MACRO CALCULATOR
Nutrition isn’t one-size-fits-all. Our calculator uses advanced formulas to estimate the calories and macros that should work for most people, but individual needs can vary for a different reasons. If the numbers you receive are off from your current intake—and your current approach isn’t delivering results—we recommend booking a session to have a 1-on-1 with a coach.
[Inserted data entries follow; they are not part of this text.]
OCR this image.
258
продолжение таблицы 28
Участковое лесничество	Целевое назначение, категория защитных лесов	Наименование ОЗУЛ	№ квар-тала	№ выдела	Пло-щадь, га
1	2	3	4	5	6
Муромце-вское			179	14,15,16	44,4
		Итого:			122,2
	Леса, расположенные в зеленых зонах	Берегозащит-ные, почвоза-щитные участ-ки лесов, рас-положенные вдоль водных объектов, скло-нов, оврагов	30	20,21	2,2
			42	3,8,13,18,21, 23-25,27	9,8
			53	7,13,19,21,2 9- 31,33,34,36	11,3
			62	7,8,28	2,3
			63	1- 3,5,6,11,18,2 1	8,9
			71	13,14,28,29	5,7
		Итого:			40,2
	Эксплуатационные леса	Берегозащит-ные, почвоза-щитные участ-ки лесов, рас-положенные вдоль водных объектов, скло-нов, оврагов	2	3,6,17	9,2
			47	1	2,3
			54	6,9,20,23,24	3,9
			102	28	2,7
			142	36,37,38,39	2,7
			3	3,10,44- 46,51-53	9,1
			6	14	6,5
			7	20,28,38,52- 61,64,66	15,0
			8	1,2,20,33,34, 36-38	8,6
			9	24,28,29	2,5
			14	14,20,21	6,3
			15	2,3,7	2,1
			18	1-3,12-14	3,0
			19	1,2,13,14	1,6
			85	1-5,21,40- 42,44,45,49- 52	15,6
This will allows us to dig deeper into your nutrition, dieting, and training history and create a personalized plan tailored specifically to you.
Using the Calculator:
Enter Your Info: Start by entering your age, gender, height, weight, activity level, and goal.
Deficit Tips: If you want to lose fat, you should be in a high protein caloric deficit, starting with the smallest deficit as the goal is to consume as much as possible while still achieving results. This is to avoid plateaus, hunger, dips in energy, and burnout. Be sure to recalculate if your weight has changed a considerable amount. Utilizing practices like diet breaks or reverse diets can be helpful in longer deficits and your coach can assist you through this in a session
Surplus Tips: If you want to gain muscle, you should be in a high protein/carb caloric surplus. The main goal in a surplus is to gain maximum muscle and minimal fat – in order to achieve this, start modestly. Be sure to recalculate if your weight has changed a considerable amount.